Maybe print the parameters for the regression-line?

In [None]:
print(f"a= {model.coef_[0][0]}, b= {model.intercept_[0]}")

And there is our linear model. Now we use this to predict the values for every weight. Once we have this predicted weight, we use it to calculate the residuals (or the error) for every actual value.

In [None]:
sub_df['overall_score_predicted'] = model.predict(sub_df["Teaching Score"].values.reshape(-1, 1))
sub_df['overall_score_residuals'] = sub_df["OverAll Score"] - sub_df['overall_score_predicted']

# df.head()
sub_df.plot(kind='scatter', x="Teaching Score", y="overall_score_residuals", grid=True,fontsize=10, figsize=(12, 6), alpha=0.5)

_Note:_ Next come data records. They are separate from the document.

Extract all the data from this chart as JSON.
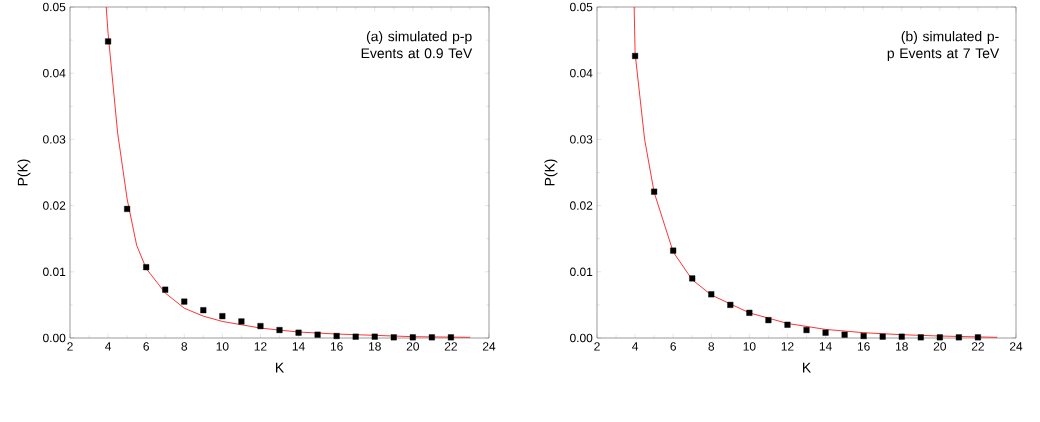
{
  "chart_data": [
    {
      "type": "scatter",
      "xlabel": "K",
      "ylabel": "P(K)",
      "annotations": [
        "(a) simulated p-p Events at 0.9 TeV"
      ],
      "xlim": [
        2,
        24
      ],
      "ylim": [
        0,
        0.05
      ],
      "xticks": [
        2,
        4,
        6,
        8,
        10,
        12,
        14,
        16,
        18,
        20,
        22,
        24
      ],
      "yticks": [
        {
          "value": 0,
          "label": "0.00"
        },
        {
          "value": 0.01,
          "label": "0.01"
        },
        {
          "value": 0.02,
          "label": "0.02"
        },
        {
          "value": 0.03,
          "label": "0.03"
        },
        {
          "value": 0.04,
          "label": "0.04"
        },
        {
          "value": 0.05,
          "label": "0.05"
        }
      ],
      "grid": false,
      "series": [
        {
          "color": "#000000",
          "marker": "square",
          "x": [
            4,
            5,
            6,
            7,
            8,
            9,
            10,
            11,
            12,
            13,
            14,
            15,
            16,
            17,
            18,
            19,
            20,
            21,
            22
          ],
          "values": [
            0.0448,
            0.0195,
            0.0107,
            0.0073,
            0.0055,
            0.0042,
            0.0033,
            0.0025,
            0.0018,
            0.0012,
            0.0008,
            0.0005,
            0.0003,
            0.0002,
            0.0002,
            0.0001,
            0.0001,
            0.0001,
            0.0001
          ]
        },
        {
          "type": "line",
          "color": "#ff0000",
          "x": [
            3.9,
            4,
            4.5,
            5,
            5.5,
            6,
            7,
            8,
            9,
            10,
            12,
            14,
            16,
            18,
            20,
            23
          ],
          "values": [
            0.05,
            0.046,
            0.031,
            0.021,
            0.014,
            0.0105,
            0.0068,
            0.0045,
            0.0033,
            0.0025,
            0.0015,
            0.0009,
            0.0006,
            0.0004,
            0.0002,
            0.0001
          ]
        }
      ]
    },
    {
      "type": "scatter",
      "xlabel": "K",
      "ylabel": "P(K)",
      "annotations": [
        "(b) simulated p-p Events at 7 TeV"
      ],
      "xlim": [
        2,
        24
      ],
      "ylim": [
        0,
        0.05
      ],
      "xticks": [
        2,
        4,
        6,
        8,
        10,
        12,
        14,
        16,
        18,
        20,
        22,
        24
      ],
      "yticks": [
        {
          "value": 0,
          "label": "0.00"
        },
        {
          "value": 0.01,
          "label": "0.01"
        },
        {
          "value": 0.02,
          "label": "0.02"
        },
        {
          "value": 0.03,
          "label": "0.03"
        },
        {
          "value": 0.04,
          "label": "0.04"
        },
        {
          "value": 0.05,
          "label": "0.05"
        }
      ],
      "grid": false,
      "series": [
        {
          "color": "#000000",
          "marker": "square",
          "x": [
            4,
            5,
            6,
            7,
            8,
            9,
            10,
            11,
            12,
            13,
            14,
            15,
            16,
            17,
            18,
            19,
            20,
            21,
            22
          ],
          "values": [
            0.0426,
            0.0221,
            0.0132,
            0.009,
            0.0066,
            0.005,
            0.0038,
            0.0027,
            0.002,
            0.0012,
            0.0008,
            0.0005,
            0.0003,
            0.0002,
            0.0002,
            0.0001,
            0.0001,
            0.0001,
            0.0001
          ]
        },
        {
          "type": "line",
          "color": "#ff0000",
          "x": [
            3.95,
            4,
            4.5,
            5,
            6,
            7,
            8,
            10,
            12,
            14,
            16,
            18,
            20,
            23
          ],
          "values": [
            0.05,
            0.043,
            0.03,
            0.022,
            0.013,
            0.0088,
            0.0065,
            0.0038,
            0.0022,
            0.0013,
            0.0008,
            0.0005,
            0.0003,
            0.0001
          ]
        }
      ]
    }
  ]
}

What we have here is a plot of teaching score vs the residuals of the overall score. These residuals imply that the teaching score has no predictive value anymore and that is actually the case: the data is almost random.

Well, not quite. There are still some lines left because the research score and the citations score are still in there. But if we plot the residuals of the the overall score vs the international students, what do we get?

In [None]:
sub_df.plot(kind='scatter', y="International Student", x="overall_score_residuals", grid=True,fontsize=10, figsize=(12, 6), alpha=0.5)

We see that:
- Most schools have a low percentage of international students (< 20). They have both positive and negative residuals, so both bad and good scores.
- Above 20% international students we don't see many below 0 residuals anymore. This means that there is indeed a trend that more international students mean better schools.

But was all this necessary? Couldn't we have just made the same plot with the original data?

In [None]:
# Up to you!



The trend is indeed there, but less explicit than after applying the model. This should become even clearer when you remove the research and the citations score from the residuals.